Tout a débuté en 2006 donc, lorsque la justice italienne rend son verdict à propos de l’affaire Moggi, une sombre histoire de matchs truqués et de corruption d’arbitres. Elle fait preuve d’une certaine clémence à l’égard du Milan AC, en revenant plusieurs fois sur son jugement. D’abord sanctionné d’un retard de 15 points dès le début de la saison, et interdit de disputer la Ligue des Champions, les Milanais parviennent finalement à accéder au tour préliminaire de la C1, et à n’avoir que 8 points de pénalité en ouverture du Calcio.
Les supporters de la Juventus n’auront pas cette chance. Certes, la relégation en Série B se subordonne à une première relégation en Série C, mais la «Juve» est la plus durement touchée dans le scandale. La Vieille Dame est à terre, et subit alors un «pillage» en bonne et due forme de certains de ses meilleurs éléments : Thuram, Viera, Cannavaro, Ibrahimovic… Didier Deschamps, sans poste depuis son départ de Monaco et son échec en finale de Ligue des Champions contre le FC Porto, se voit confier l’immense tâche de faire remonter le club. Immense car Turin ne peut pas se permettre de rester dans les eaux troubles de l’antichambre de l’élite trop longtemps. Il en dépend de sa survie…
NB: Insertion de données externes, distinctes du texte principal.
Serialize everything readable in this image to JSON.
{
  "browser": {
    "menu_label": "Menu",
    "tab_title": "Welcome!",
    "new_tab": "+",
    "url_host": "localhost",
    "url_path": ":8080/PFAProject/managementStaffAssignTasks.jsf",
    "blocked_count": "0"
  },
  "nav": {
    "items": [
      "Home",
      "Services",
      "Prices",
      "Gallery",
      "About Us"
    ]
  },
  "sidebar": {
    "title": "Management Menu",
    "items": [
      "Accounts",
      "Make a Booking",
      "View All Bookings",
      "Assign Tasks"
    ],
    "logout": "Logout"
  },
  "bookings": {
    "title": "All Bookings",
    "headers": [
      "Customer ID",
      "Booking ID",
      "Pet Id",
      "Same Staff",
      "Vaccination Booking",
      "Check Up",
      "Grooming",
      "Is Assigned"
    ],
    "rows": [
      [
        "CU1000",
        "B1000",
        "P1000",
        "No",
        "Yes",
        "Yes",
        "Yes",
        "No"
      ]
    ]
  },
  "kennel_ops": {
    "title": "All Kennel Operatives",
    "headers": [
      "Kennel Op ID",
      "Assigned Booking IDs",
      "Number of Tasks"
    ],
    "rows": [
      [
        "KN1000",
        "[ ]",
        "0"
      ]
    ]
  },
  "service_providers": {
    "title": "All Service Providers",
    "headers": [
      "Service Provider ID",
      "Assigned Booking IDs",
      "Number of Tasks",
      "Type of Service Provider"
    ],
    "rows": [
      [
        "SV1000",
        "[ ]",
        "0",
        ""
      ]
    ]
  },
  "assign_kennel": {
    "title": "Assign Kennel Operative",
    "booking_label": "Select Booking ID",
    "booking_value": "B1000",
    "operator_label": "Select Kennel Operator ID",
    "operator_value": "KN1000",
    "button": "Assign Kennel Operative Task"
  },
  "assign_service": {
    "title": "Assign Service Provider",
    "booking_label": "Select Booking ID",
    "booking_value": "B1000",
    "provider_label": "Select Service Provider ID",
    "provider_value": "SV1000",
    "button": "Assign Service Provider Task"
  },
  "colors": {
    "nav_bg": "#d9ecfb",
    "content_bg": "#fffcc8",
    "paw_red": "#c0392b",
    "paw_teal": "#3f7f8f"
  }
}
Le club remonte finalement sans problème en Série A. Inutile de dire que ses premiers pas sont attentivement scrutés. Et les Haut-Transalpins ne déçoivent pas pour un retour dans l’élite. Certes, le club ne peut pas lutter pour le titre, relégué à 13 points de l’indéboulonnable Inter Milan, mais il se classe au troisième rang. La Juventus Turin réalise une saison semblable en 2008-2009, mais finit cette fois en dauphin de l’Inter, toujours le maestro du Calcio. Une seconde place chipée au nez et à la barbe de l’AC Milan…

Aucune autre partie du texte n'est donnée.